Lieutenant General Ernesto G. Carolina served in various civilian positions in government. He was Presidential Assistant and Chairman of the Joint Defense Assessment Planning and Implementation Group (JDA-PAIG), Office of the President; Undersecretary for Philippine Defense Reform Program, Department of National Defense (DND); Undersecretary for Civil, Veterans and Reserve Affairs, DND; and Administrator, Philippine Veterans Affairs Office, He held the rank of Undersecretary of the Department of National Defense for nineteen (19) years up to June 30, 2022.
.

==Family background==
Lt Gen Carolina is the eldest of nine siblings: three brothers, including himself and six sisters. All nine of them earned academic degrees. His mother, his only living parent, resides in the United States with his sister.

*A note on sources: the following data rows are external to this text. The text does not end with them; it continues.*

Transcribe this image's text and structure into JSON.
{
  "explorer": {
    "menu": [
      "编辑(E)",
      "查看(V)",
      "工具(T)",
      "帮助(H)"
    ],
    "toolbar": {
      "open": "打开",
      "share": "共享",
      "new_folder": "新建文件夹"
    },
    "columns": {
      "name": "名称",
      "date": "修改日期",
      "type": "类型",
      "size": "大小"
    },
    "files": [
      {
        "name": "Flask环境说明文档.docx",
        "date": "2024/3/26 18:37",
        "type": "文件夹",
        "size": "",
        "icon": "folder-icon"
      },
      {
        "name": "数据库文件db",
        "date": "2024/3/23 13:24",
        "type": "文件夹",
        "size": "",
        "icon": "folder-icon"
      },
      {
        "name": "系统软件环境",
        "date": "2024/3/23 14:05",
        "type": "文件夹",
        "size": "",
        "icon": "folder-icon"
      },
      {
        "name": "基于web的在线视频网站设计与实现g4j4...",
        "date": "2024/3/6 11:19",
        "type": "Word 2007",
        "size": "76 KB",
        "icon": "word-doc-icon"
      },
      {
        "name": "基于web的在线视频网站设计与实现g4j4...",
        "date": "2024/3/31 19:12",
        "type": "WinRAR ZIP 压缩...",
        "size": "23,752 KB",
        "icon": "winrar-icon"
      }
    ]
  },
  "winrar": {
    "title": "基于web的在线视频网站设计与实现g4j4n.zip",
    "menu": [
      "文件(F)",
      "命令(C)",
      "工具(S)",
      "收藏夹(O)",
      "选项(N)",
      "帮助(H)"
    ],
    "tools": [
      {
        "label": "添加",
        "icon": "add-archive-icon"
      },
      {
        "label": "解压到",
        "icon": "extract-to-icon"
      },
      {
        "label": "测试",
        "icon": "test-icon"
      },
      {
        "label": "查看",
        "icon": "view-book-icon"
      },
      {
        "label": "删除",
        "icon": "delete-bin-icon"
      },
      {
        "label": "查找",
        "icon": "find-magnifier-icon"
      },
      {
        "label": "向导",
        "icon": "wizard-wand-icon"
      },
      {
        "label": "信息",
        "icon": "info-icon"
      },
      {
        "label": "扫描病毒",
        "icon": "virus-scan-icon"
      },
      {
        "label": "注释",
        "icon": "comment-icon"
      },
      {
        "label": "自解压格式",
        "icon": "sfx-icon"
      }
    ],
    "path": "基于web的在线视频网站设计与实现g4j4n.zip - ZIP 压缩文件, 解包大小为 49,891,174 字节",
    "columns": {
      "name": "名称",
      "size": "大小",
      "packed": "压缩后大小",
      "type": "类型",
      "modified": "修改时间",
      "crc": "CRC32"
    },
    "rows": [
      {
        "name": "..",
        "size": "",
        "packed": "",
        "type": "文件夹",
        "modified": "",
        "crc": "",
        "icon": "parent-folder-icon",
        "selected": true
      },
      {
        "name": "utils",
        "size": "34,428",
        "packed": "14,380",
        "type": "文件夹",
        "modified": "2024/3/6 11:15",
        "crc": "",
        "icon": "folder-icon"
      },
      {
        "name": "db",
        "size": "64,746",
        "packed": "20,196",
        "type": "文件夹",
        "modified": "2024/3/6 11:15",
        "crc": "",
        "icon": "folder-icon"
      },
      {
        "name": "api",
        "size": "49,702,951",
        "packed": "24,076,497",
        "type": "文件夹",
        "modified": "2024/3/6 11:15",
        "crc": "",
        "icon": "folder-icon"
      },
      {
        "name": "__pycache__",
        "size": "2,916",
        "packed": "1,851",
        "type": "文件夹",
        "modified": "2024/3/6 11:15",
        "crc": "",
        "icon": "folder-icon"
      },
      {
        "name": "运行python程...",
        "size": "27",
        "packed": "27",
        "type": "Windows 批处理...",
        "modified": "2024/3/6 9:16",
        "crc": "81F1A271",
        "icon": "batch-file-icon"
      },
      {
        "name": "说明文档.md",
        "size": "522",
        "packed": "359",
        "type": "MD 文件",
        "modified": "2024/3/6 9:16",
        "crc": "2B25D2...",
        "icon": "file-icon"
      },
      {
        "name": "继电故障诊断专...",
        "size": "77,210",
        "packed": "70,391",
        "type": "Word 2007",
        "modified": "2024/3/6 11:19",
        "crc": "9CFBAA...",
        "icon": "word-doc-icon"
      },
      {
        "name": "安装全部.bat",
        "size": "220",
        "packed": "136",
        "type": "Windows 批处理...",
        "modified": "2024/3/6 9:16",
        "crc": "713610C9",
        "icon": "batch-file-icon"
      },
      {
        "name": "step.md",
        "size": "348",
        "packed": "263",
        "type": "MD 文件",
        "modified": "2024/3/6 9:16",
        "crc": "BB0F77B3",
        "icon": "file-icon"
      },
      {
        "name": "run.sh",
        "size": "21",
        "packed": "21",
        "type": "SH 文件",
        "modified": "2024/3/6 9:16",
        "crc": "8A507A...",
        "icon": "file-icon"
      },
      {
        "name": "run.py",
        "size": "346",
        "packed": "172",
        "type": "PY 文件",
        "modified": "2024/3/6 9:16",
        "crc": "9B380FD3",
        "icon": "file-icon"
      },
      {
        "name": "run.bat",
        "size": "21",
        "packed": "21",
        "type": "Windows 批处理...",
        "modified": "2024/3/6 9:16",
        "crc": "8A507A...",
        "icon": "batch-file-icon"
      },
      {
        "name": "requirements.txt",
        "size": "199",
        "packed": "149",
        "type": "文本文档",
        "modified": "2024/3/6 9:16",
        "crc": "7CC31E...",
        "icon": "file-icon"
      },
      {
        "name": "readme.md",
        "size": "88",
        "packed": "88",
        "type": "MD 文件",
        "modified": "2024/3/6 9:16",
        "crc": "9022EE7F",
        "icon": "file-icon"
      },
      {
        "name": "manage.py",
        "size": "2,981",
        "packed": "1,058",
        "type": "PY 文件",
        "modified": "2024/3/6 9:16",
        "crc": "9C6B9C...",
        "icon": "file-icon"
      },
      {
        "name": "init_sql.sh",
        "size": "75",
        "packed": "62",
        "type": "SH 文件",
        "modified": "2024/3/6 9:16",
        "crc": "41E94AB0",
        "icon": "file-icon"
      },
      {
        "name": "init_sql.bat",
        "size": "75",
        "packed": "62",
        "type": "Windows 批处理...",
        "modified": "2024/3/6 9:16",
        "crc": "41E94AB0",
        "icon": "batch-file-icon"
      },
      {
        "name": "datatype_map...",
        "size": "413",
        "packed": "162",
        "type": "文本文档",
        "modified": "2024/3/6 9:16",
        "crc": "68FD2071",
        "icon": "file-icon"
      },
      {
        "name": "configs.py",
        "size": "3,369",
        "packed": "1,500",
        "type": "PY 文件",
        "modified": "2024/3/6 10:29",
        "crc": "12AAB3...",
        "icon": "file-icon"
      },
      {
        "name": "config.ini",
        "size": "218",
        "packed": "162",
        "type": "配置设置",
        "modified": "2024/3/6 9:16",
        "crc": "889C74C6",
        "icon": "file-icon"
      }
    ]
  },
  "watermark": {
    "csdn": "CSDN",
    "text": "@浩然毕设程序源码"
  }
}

Carolina is married to Aurora B. Dominguez and has four children with her. He has a son who is a commissioned officer in the Philippine Army.

==Academic background==
A graduate of the Philippine Military Academy Class of 1970, Undersecretary Carolina obtained a master's degree in business economics from the University of Asia & the Pacific and completed the academic requirements for a master's degree in mathematics from the University of the Philippines. He also attended numerous training programs, seminars and conferences, both local and international.

==Military career==
In 2003, Carolina retired from the Armed Forces of the Philippines (AFP) with the rank of Lieutenant General. Among the many important posts he held are the following: Commander, 78th Infantry Battalion, Philippine Army (PA); Chief, AFP Liaison Office for Legislative Affairs and AFP Spokesman in concurrent capacity; Chief of Staff, 4th Infantry Division, PA; Assistant Chief of Staff for Personnel, G1, PA; Assistant Chief of Staff for Comptrollership, G6, PA; Commanding General, 401st Infantry Brigade, PA; Deputy Chief of Staff for Civil Military Operations, J7, AFP; Commanding General, 7th Infantry Division, PA; Commander, Southern Luzon Command (SOLCOM), AFP; Commander, South Command (SOUTHCOM), AFP in Mindanao; and The Deputy Chief of Staff, AFP.